My journey is more than coding; it's about innovatively bridging machine learning and software development to forge new paths in technology.
Work Experience 🧑💻
Machine Learning Software Engineer
Hometap (May 2023 - Dec 2023)
Utilized Apache Spark and Hadoop to gather historical data on home equity investments and trained a predictive model using Xgboost to increase the accuracy of risk assessment to 93%
Gathered user interaction data using Pandas and Numpy library from the fintech platform including user profiles, investment transactions, and engagement metrics
Worked with the frontend team to enhance user experience and increased session time by 10% using A/B testing
Senior Machine Learning Engineer
Applied Roots (Jun 2020 - Dec 2021)
Assignment Plagiarism Detector: Created an LLM model using PyTorch from ground up to compare similarities between multiple notebooks. Embedded each document in a 300-dim vector using Doc2Vec
Created ETL pipeline for extracting information from 500,000 ipython notebooks and trained the model using Autoencoders training algorithm
The False positive rate was reduced to 18% and inference latency to compare two notebooks was reduced to 3 seconds
Containerized the app using Docker, and deployed the application as a scalable API using AWS ECS and AWS S3 , AWS ELB and Amazon RDS for managed database services
Machine Learning Engineer
Applied Roots (Apr 2019 - May 2020)
• Leveraged Apache Airflow, orchestrated a data pipeline for fetching information and transferring it to Snowflake enhancing data reliability and accessibility
• Finally integrated it with EC2 instance for further analysis and processing of user behavioral data
Projects 🚀
Trained Tiny Tales GPT (30 million parameter) model from scratch and deployed it in production for $15
Tiny Tales GPT is a 30 million-parameter language model trained on 1 billion tokens from scratch. The training was done using Distributed Data-Parallel on two A-100 GPUs
After the training is done, an inference script is created to predict the tokens from the trained model given the input context vector.

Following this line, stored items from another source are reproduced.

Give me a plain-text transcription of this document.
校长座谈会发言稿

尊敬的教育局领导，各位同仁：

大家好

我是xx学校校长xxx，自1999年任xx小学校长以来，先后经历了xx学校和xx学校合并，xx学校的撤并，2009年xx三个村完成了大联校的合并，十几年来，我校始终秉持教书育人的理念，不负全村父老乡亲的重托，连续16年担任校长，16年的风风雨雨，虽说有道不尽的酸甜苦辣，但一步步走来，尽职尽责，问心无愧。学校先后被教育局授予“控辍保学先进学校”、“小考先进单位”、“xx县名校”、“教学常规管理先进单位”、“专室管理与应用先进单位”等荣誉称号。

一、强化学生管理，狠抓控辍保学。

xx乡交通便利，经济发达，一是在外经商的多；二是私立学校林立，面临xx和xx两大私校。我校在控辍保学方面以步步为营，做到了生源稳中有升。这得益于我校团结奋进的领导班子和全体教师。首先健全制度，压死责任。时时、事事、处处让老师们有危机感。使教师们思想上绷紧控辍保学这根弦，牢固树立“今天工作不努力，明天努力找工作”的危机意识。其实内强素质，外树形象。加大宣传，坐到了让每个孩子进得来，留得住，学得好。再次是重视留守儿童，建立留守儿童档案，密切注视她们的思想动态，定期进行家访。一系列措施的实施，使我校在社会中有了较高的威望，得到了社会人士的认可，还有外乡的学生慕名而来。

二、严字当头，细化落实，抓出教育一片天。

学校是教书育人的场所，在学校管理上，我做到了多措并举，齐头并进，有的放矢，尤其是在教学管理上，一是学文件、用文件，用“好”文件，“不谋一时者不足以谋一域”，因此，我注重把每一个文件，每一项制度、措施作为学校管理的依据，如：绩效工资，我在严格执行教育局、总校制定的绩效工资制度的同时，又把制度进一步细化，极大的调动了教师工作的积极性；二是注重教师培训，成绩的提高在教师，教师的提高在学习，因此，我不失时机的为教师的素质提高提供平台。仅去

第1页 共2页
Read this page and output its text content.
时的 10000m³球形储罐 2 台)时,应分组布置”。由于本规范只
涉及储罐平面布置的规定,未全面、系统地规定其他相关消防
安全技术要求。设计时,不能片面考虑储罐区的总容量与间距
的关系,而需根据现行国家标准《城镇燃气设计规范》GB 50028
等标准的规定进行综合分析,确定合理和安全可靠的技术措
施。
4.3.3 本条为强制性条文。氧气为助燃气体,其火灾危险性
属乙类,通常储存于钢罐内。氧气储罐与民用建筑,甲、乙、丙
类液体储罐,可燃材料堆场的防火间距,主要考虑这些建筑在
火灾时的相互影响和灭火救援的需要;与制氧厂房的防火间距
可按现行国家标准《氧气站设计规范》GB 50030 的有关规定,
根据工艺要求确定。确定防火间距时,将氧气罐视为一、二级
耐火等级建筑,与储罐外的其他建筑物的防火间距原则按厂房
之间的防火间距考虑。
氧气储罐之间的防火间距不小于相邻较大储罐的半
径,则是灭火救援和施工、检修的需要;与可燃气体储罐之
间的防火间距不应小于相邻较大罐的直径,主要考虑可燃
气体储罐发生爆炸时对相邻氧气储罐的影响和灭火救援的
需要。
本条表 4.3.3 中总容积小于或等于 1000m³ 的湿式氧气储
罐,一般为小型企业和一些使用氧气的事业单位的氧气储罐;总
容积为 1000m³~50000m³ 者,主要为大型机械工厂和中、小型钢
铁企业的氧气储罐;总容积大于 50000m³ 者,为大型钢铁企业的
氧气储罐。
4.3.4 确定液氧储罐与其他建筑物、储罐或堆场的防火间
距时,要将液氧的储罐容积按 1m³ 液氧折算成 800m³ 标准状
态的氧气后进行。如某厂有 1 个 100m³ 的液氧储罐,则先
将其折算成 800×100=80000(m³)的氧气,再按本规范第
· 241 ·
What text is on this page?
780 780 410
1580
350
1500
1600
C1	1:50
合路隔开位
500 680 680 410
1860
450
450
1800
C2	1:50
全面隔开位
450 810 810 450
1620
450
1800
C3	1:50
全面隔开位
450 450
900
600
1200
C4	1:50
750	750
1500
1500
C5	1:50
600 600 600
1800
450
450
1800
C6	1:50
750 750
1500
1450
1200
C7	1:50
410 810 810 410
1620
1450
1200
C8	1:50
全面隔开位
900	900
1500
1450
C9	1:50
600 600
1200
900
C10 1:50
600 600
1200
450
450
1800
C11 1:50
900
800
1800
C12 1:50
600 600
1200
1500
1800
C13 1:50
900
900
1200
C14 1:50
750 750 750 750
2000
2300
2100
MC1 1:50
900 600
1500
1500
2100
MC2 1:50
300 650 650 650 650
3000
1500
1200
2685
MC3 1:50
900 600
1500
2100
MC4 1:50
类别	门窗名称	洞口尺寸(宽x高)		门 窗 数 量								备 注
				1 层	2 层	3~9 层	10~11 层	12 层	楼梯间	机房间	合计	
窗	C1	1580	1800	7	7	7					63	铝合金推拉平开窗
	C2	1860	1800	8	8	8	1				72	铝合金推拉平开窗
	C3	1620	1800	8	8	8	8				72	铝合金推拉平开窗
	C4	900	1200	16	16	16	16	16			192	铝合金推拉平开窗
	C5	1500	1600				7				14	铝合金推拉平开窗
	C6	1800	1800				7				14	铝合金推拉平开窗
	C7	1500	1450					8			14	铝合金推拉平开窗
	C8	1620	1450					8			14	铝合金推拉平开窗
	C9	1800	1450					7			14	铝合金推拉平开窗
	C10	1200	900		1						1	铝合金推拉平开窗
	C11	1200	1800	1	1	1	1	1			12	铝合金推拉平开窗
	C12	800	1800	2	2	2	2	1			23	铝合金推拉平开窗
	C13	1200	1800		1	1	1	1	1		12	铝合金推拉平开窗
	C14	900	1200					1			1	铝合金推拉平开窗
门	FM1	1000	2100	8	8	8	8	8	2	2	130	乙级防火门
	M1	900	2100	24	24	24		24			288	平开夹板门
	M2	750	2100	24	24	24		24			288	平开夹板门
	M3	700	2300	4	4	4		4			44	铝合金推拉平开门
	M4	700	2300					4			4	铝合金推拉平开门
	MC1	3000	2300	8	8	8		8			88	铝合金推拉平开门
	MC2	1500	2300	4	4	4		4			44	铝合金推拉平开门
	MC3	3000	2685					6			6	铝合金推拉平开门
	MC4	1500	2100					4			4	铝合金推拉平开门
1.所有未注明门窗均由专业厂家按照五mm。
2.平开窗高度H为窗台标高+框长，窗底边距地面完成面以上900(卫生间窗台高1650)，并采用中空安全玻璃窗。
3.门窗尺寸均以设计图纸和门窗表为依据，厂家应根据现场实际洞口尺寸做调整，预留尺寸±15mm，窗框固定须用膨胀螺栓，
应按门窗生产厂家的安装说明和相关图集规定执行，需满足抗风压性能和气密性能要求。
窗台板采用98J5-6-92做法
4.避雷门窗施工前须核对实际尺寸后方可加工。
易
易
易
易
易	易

Developed REST-based API service using Flask framework to interact with the inference service to the end user and deployed the web service in Google Cloud Platform
AWS-Hosted Flask Microservice Ecosystem
Engineered a Flask-driven microservice ecosystem on AWS, leveraging EC2 with AMI for rapid deployment, alongside S3, RDS, ELB, Lambda, SES, and SNS for a resilient, scalable infrastructure.
Image Recognition Model for American Sign Language
Image Recognition Model for American Sign Language: Developed a hybrid CNN and ResNet50 model, optimized for ASL gesture classification, leveraging PyTorch's DDP for multi-GPU training.
Image Processing application with GUI
Developed an advanced, interactive GUI and command-line application using Java SDK and JUnit, supporting extensive image enhancement and manipulation. Integrated command design pattern and object-oriented architecture for scalable, efficient code structure.
Context-based Question Answering model
Build a seq-seq automatic answer-generating model given the context and question on a collection of 100k datapoint using Bidirectional GRUs and fine-tuning.